The whole Cameron gameplan to date was a play-Blair strategy, of which Maude was a major part. In essence, no content or detail was to be allowed to show its face where superficiality and image-play would do.
And, all credit to Cameron, against Blair, this strategy has worked – even if it has driven Conservative MPs and activists half mad with despair on occasions. Cameron made us look OK in a Blair-dominated era in the easygoing cultural environment, where nothing could be taken all that seriously without one’s ‘cool’ being diminished. Maude fitted in well.
Blair has gone, I repeat.
Brown is here now. And he’s another sport altogether. Intensity of effort, serious reciting of school mottos and almost religious adherence to a script is being demanded throughout the Labour Party machine. No longer will reality be redefined on a daily basis by Blair, rendering any effort to present policy an almost hopeless task. Blair lived by the day, shooting from the hip. Brown professes to live by principles – the exact opposite of what went before, and he’s digging into well prepared positions.
Whether Brown’s principles stand up to scrutiny is now the name of the game. Even ugly people can play now. The idea with Blair was that looking good and sounding good came higher than policy or anything else. Seducing the audience was quick and easy for Blair, and it required little effort from him.
Brown has now condemned the culture of celebrity – of easy pickings for good-looking and talented folk. No more froth will be tolerated on his watch. Poliics is now serious business once more, and only serious players are invited to participate.
The way to fight Brown is say goodbye to the image soundbite-skilled operators like Osborne and Maude, and replace them with equally serious as Brown policy folk, who can think through to the detail, and show that Brown’s entrenched positions are wrong.
If you play Blair-like frothy soundbites at Brown, he’ll bat them away with contempt. Solid detailed and well thought through policy statements that resonate with voters are now not only permissible but required.
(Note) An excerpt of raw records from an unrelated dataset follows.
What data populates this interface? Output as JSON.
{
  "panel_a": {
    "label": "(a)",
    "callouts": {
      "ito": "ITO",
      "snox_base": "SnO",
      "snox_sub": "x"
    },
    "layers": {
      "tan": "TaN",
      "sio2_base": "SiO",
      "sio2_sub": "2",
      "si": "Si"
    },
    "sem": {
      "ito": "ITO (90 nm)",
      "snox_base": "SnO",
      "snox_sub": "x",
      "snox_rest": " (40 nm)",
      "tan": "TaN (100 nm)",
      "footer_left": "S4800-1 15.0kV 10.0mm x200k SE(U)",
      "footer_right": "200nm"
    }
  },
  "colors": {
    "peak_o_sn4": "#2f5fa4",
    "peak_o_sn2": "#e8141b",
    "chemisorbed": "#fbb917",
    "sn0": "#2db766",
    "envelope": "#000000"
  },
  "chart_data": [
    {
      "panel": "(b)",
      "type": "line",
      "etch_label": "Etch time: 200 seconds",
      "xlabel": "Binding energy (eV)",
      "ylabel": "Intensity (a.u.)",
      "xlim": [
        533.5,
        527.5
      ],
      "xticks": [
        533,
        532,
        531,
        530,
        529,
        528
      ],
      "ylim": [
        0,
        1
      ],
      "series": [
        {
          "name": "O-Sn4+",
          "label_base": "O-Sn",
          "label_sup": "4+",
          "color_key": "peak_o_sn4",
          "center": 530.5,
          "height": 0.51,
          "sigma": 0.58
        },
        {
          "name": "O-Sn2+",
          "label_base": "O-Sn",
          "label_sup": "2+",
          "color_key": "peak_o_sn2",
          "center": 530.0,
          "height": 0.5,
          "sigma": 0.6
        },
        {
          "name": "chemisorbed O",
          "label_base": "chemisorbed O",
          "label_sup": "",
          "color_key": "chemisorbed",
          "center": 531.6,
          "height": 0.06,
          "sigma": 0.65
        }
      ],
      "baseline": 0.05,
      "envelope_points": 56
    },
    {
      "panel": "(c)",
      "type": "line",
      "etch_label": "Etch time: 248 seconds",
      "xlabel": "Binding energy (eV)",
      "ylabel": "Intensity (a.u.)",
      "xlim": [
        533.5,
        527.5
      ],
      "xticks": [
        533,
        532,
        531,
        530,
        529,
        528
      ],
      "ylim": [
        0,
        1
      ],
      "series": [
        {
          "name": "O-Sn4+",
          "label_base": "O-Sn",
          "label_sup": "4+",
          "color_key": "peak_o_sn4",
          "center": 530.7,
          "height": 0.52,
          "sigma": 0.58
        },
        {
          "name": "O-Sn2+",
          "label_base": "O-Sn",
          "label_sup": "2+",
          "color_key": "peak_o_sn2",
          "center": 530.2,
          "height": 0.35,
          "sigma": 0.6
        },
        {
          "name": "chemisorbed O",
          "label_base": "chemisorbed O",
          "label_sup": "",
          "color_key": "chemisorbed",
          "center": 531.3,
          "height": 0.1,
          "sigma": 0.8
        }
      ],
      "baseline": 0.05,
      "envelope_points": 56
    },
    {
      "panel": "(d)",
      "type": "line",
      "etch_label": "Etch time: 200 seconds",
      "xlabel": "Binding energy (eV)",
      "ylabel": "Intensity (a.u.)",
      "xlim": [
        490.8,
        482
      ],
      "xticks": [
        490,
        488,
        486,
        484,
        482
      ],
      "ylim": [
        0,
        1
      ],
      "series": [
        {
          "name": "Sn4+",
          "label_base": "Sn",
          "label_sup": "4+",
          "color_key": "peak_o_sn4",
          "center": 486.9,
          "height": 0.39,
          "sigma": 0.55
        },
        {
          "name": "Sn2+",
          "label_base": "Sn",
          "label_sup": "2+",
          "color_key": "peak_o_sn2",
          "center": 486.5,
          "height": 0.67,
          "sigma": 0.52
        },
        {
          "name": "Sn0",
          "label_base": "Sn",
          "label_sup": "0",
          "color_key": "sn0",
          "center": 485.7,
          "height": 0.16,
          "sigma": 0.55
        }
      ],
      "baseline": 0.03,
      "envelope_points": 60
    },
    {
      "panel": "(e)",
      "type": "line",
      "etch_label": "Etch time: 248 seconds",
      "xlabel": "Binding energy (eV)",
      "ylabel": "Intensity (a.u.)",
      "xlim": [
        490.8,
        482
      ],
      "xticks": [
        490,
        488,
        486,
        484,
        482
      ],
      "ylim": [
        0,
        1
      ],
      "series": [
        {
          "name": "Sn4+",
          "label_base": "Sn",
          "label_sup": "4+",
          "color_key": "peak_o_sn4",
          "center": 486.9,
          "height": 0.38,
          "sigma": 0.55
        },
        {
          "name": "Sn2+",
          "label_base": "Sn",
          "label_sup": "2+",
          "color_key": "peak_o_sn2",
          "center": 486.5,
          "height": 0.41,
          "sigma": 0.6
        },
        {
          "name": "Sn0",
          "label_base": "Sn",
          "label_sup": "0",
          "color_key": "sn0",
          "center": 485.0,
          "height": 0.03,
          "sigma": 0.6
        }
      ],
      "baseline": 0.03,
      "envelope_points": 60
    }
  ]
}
Brown, aware that Cameron is in danger of continuing with his anti-Blair strategies is inviting the forum of debate to be reconquered by common sense, claiming that his brand is best.
Cameron must now play Brown on his own terms as he played Blair on his. That means getting the Party’s feet back on the ground, healing the rifts which are in danger of dividing modernisers from traditionalists. Common sense and detail must become the only games in town…a little dull maybe after the dizzy flights and superficiality of the Blair years. Brown dullness has to be scuppered on its own terms.
We have in the Party people ideally suited to take on Gordon Brown – who operate on another level of determination and commitment to getting policy right, and less inclined to shoot off slightly preposterous slogans like ‘heir to Blair’ and the like.
I propose again John Hayes for Chairman. The Party needs to demonstrate it’s moved to meet the new challenge. There’s no point in rearranging the same mugs around the table in different chairs. Brown represents a totally diffeent cultural environment to Blair. Cameron must match his play.